By Deborah McAleese
The chief of police in Northern Ireland has insisted there is no need for him to deploy the Army to deal with the increased terrorist threat.
George Hamilton said there will be more police patrols at iconic sites and transport networks across the region after the threat level was raised to critical, but stressed the military will not be back on the streets to assist.
Up to 5,000 armed troops are to be deployed at key strategic sites across the UK as part of a security response to the Manchester bombing.
However, the PSNI's Chief Constable insisted there was "absolutely no requirement" for a similar response in the region.
"It would be disproportionate.

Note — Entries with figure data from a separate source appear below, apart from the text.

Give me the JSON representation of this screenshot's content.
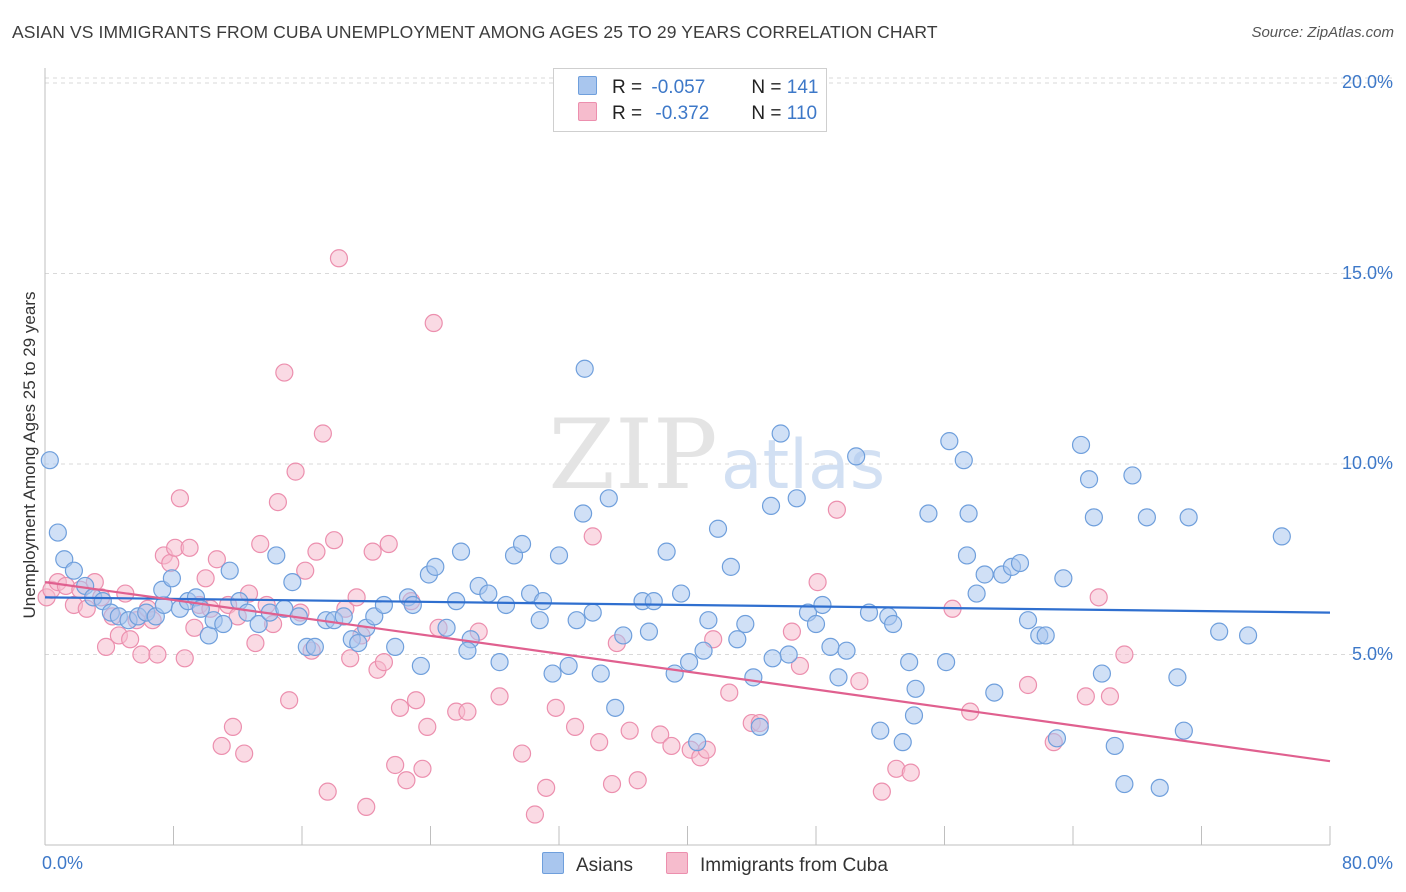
{
  "title": "ASIAN VS IMMIGRANTS FROM CUBA UNEMPLOYMENT AMONG AGES 25 TO 29 YEARS CORRELATION CHART",
  "source": "Source: ZipAtlas.com",
  "watermark": {
    "zip": "ZIP",
    "atlas": "atlas"
  },
  "legend": {
    "r_label": "R =",
    "n_label": "N =",
    "asians": {
      "r": "-0.057",
      "n": "141"
    },
    "cuba": {
      "r": "-0.372",
      "n": "110"
    }
  },
  "colors": {
    "asians_fill": "#a9c6ee",
    "asians_stroke": "#6f9fdc",
    "asians_line": "#2f6fcf",
    "cuba_fill": "#f6bccd",
    "cuba_stroke": "#ec8fae",
    "cuba_line": "#e0608f",
    "tick_text": "#3d78c8",
    "grid": "#d9d9d9"
  },
  "chart_data": {
    "type": "scatter",
    "title": "ASIAN VS IMMIGRANTS FROM CUBA UNEMPLOYMENT AMONG AGES 25 TO 29 YEARS CORRELATION CHART",
    "xlabel": "",
    "ylabel": "Unemployment Among Ages 25 to 29 years",
    "xlim": [
      0,
      80
    ],
    "ylim": [
      0,
      20
    ],
    "x_tick_labels": [
      "0.0%",
      "80.0%"
    ],
    "y_ticks": [
      5,
      10,
      15,
      20
    ],
    "y_tick_labels": [
      "5.0%",
      "10.0%",
      "15.0%",
      "20.0%"
    ],
    "legend_position": "bottom-center",
    "series": [
      {
        "name": "Asians",
        "trend": [
          [
            0,
            6.5
          ],
          [
            80,
            6.1
          ]
        ],
        "points": [
          [
            0.3,
            10.1
          ],
          [
            0.8,
            8.2
          ],
          [
            1.2,
            7.5
          ],
          [
            1.8,
            7.2
          ],
          [
            2.5,
            6.8
          ],
          [
            3,
            6.5
          ],
          [
            3.6,
            6.4
          ],
          [
            4.1,
            6.1
          ],
          [
            4.6,
            6.0
          ],
          [
            5.2,
            5.9
          ],
          [
            5.8,
            6.0
          ],
          [
            6.3,
            6.1
          ],
          [
            6.9,
            6.0
          ],
          [
            7.4,
            6.3
          ],
          [
            7.3,
            6.7
          ],
          [
            7.9,
            7.0
          ],
          [
            8.4,
            6.2
          ],
          [
            8.9,
            6.4
          ],
          [
            9.4,
            6.5
          ],
          [
            9.7,
            6.2
          ],
          [
            10.2,
            5.5
          ],
          [
            10.5,
            5.9
          ],
          [
            11.1,
            5.8
          ],
          [
            11.5,
            7.2
          ],
          [
            12.1,
            6.4
          ],
          [
            12.6,
            6.1
          ],
          [
            13.3,
            5.8
          ],
          [
            14.0,
            6.1
          ],
          [
            14.4,
            7.6
          ],
          [
            14.9,
            6.2
          ],
          [
            15.4,
            6.9
          ],
          [
            15.8,
            6.0
          ],
          [
            16.3,
            5.2
          ],
          [
            16.8,
            5.2
          ],
          [
            17.5,
            5.9
          ],
          [
            18.0,
            5.9
          ],
          [
            18.6,
            6.0
          ],
          [
            19.1,
            5.4
          ],
          [
            19.5,
            5.3
          ],
          [
            20.0,
            5.7
          ],
          [
            20.5,
            6.0
          ],
          [
            21.1,
            6.3
          ],
          [
            21.8,
            5.2
          ],
          [
            22.6,
            6.5
          ],
          [
            22.9,
            6.3
          ],
          [
            23.4,
            4.7
          ],
          [
            23.9,
            7.1
          ],
          [
            24.3,
            7.3
          ],
          [
            25.0,
            5.7
          ],
          [
            25.6,
            6.4
          ],
          [
            25.9,
            7.7
          ],
          [
            26.5,
            5.4
          ],
          [
            27.0,
            6.8
          ],
          [
            27.6,
            6.6
          ],
          [
            28.3,
            4.8
          ],
          [
            28.7,
            6.3
          ],
          [
            29.2,
            7.6
          ],
          [
            29.7,
            7.9
          ],
          [
            30.2,
            6.6
          ],
          [
            31.0,
            6.4
          ],
          [
            31.6,
            4.5
          ],
          [
            32.0,
            7.6
          ],
          [
            32.6,
            4.7
          ],
          [
            33.1,
            5.9
          ],
          [
            33.5,
            8.7
          ],
          [
            34.1,
            6.1
          ],
          [
            34.6,
            4.5
          ],
          [
            35.1,
            9.1
          ],
          [
            35.5,
            3.6
          ],
          [
            36.0,
            5.5
          ],
          [
            37.2,
            6.4
          ],
          [
            37.6,
            5.6
          ],
          [
            38.7,
            7.7
          ],
          [
            39.2,
            4.5
          ],
          [
            39.6,
            6.6
          ],
          [
            40.1,
            4.8
          ],
          [
            40.6,
            2.7
          ],
          [
            41.3,
            5.9
          ],
          [
            41.9,
            8.3
          ],
          [
            42.7,
            7.3
          ],
          [
            43.1,
            5.4
          ],
          [
            43.6,
            5.8
          ],
          [
            44.1,
            4.4
          ],
          [
            44.5,
            3.1
          ],
          [
            45.2,
            8.9
          ],
          [
            45.8,
            10.8
          ],
          [
            46.3,
            5.0
          ],
          [
            46.8,
            9.1
          ],
          [
            47.5,
            6.1
          ],
          [
            48.0,
            5.8
          ],
          [
            48.4,
            6.3
          ],
          [
            48.9,
            5.2
          ],
          [
            49.4,
            4.4
          ],
          [
            49.9,
            5.1
          ],
          [
            50.5,
            10.2
          ],
          [
            51.3,
            6.1
          ],
          [
            52.0,
            3.0
          ],
          [
            52.5,
            6.0
          ],
          [
            52.8,
            5.8
          ],
          [
            53.4,
            2.7
          ],
          [
            53.8,
            4.8
          ],
          [
            54.2,
            4.1
          ],
          [
            55.0,
            8.7
          ],
          [
            56.1,
            4.8
          ],
          [
            56.3,
            10.6
          ],
          [
            57.2,
            10.1
          ],
          [
            57.5,
            8.7
          ],
          [
            58.0,
            6.6
          ],
          [
            58.5,
            7.1
          ],
          [
            59.1,
            4.0
          ],
          [
            59.6,
            7.1
          ],
          [
            60.2,
            7.3
          ],
          [
            60.7,
            7.4
          ],
          [
            61.2,
            5.9
          ],
          [
            61.9,
            5.5
          ],
          [
            62.3,
            5.5
          ],
          [
            63.0,
            2.8
          ],
          [
            63.4,
            7.0
          ],
          [
            64.5,
            10.5
          ],
          [
            65.0,
            9.6
          ],
          [
            65.3,
            8.6
          ],
          [
            65.8,
            4.5
          ],
          [
            66.6,
            2.6
          ],
          [
            67.2,
            1.6
          ],
          [
            67.7,
            9.7
          ],
          [
            68.6,
            8.6
          ],
          [
            69.4,
            1.5
          ],
          [
            70.5,
            4.4
          ],
          [
            70.9,
            3.0
          ],
          [
            71.2,
            8.6
          ],
          [
            73.1,
            5.6
          ],
          [
            74.9,
            5.5
          ],
          [
            77.0,
            8.1
          ],
          [
            33.6,
            12.5
          ],
          [
            57.4,
            7.6
          ],
          [
            45.3,
            4.9
          ],
          [
            37.9,
            6.4
          ],
          [
            54.1,
            3.4
          ],
          [
            30.8,
            5.9
          ],
          [
            41.0,
            5.1
          ],
          [
            26.3,
            5.1
          ]
        ]
      },
      {
        "name": "Immigrants from Cuba",
        "trend": [
          [
            0,
            6.9
          ],
          [
            80,
            2.2
          ]
        ],
        "points": [
          [
            0.1,
            6.5
          ],
          [
            0.4,
            6.7
          ],
          [
            0.8,
            6.9
          ],
          [
            1.3,
            6.8
          ],
          [
            1.8,
            6.3
          ],
          [
            2.2,
            6.7
          ],
          [
            2.6,
            6.2
          ],
          [
            3.1,
            6.9
          ],
          [
            3.5,
            6.5
          ],
          [
            3.8,
            5.2
          ],
          [
            4.2,
            6.0
          ],
          [
            4.6,
            5.5
          ],
          [
            5.0,
            6.6
          ],
          [
            5.3,
            5.4
          ],
          [
            5.7,
            5.9
          ],
          [
            6.0,
            5.0
          ],
          [
            6.4,
            6.2
          ],
          [
            6.7,
            5.9
          ],
          [
            7.0,
            5.0
          ],
          [
            7.4,
            7.6
          ],
          [
            7.8,
            7.4
          ],
          [
            8.1,
            7.8
          ],
          [
            8.4,
            9.1
          ],
          [
            8.7,
            4.9
          ],
          [
            9.0,
            7.8
          ],
          [
            9.3,
            5.7
          ],
          [
            9.6,
            6.3
          ],
          [
            10.0,
            7.0
          ],
          [
            10.3,
            6.2
          ],
          [
            10.7,
            7.5
          ],
          [
            11.0,
            2.6
          ],
          [
            11.4,
            6.3
          ],
          [
            11.7,
            3.1
          ],
          [
            12.0,
            6.0
          ],
          [
            12.4,
            2.4
          ],
          [
            12.7,
            6.6
          ],
          [
            13.1,
            5.3
          ],
          [
            13.4,
            7.9
          ],
          [
            13.8,
            6.3
          ],
          [
            14.2,
            5.8
          ],
          [
            14.5,
            9.0
          ],
          [
            14.9,
            12.4
          ],
          [
            15.2,
            3.8
          ],
          [
            15.6,
            9.8
          ],
          [
            15.9,
            6.1
          ],
          [
            16.2,
            7.2
          ],
          [
            16.6,
            5.1
          ],
          [
            16.9,
            7.7
          ],
          [
            17.3,
            10.8
          ],
          [
            17.6,
            1.4
          ],
          [
            18.0,
            8.0
          ],
          [
            18.3,
            15.4
          ],
          [
            18.7,
            6.2
          ],
          [
            19.0,
            4.9
          ],
          [
            19.4,
            6.5
          ],
          [
            19.7,
            5.5
          ],
          [
            20.0,
            1.0
          ],
          [
            20.4,
            7.7
          ],
          [
            20.7,
            4.6
          ],
          [
            21.1,
            4.8
          ],
          [
            21.4,
            7.9
          ],
          [
            21.8,
            2.1
          ],
          [
            22.1,
            3.6
          ],
          [
            22.5,
            1.7
          ],
          [
            22.8,
            6.4
          ],
          [
            23.1,
            3.8
          ],
          [
            23.5,
            2.0
          ],
          [
            23.8,
            3.1
          ],
          [
            24.2,
            13.7
          ],
          [
            24.5,
            5.7
          ],
          [
            25.6,
            3.5
          ],
          [
            26.3,
            3.5
          ],
          [
            27.0,
            5.6
          ],
          [
            28.3,
            3.9
          ],
          [
            29.7,
            2.4
          ],
          [
            30.5,
            0.8
          ],
          [
            31.2,
            1.5
          ],
          [
            31.8,
            3.6
          ],
          [
            33.0,
            3.1
          ],
          [
            34.1,
            8.1
          ],
          [
            34.5,
            2.7
          ],
          [
            35.3,
            1.6
          ],
          [
            35.6,
            5.3
          ],
          [
            36.9,
            1.7
          ],
          [
            38.3,
            2.9
          ],
          [
            39.0,
            2.6
          ],
          [
            40.2,
            2.5
          ],
          [
            40.8,
            2.3
          ],
          [
            41.2,
            2.5
          ],
          [
            41.6,
            5.4
          ],
          [
            42.6,
            4.0
          ],
          [
            44.0,
            3.2
          ],
          [
            44.5,
            3.2
          ],
          [
            46.5,
            5.6
          ],
          [
            47.0,
            4.7
          ],
          [
            48.1,
            6.9
          ],
          [
            49.3,
            8.8
          ],
          [
            50.7,
            4.3
          ],
          [
            52.1,
            1.4
          ],
          [
            53.0,
            2.0
          ],
          [
            53.9,
            1.9
          ],
          [
            56.5,
            6.2
          ],
          [
            57.6,
            3.5
          ],
          [
            61.2,
            4.2
          ],
          [
            64.8,
            3.9
          ],
          [
            65.6,
            6.5
          ],
          [
            66.3,
            3.9
          ],
          [
            67.2,
            5.0
          ],
          [
            62.8,
            2.7
          ],
          [
            36.4,
            3.0
          ]
        ]
      }
    ]
  }
}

It would be unnecessary," he said.
"I'm not going to make a bid for military resources on to the streets of our post-conflict society just because everyone else has the need to do that.
"I don't think we are at that stage. We will keep the threat level under review and we'll see what happens in the days ahead," he added.
Mr Hamilton said that Northern Ireland already has specialist firearms officers and additional security funding that other parts of the UK do not have.
He added that it will be a "small change in gear" from dealing with the severe threat from dissident republican terrorists in the region to the critical threat from other extremists.
"I am satisfied we can mitigate the risk as it currently stands with the policing resources I have available to me.
"We have very well trained and equipped officers. Every officer unfortunately in this jurisdiction has to carry a firearm. These are assets we don't like to have, but at times like this it becomes a valuable asset that some of our colleagues in other parts of the UK don't have.
"I believe we can reassure the public with high-profile policing. We will be doing that over the next few days," said Mr Hamilton.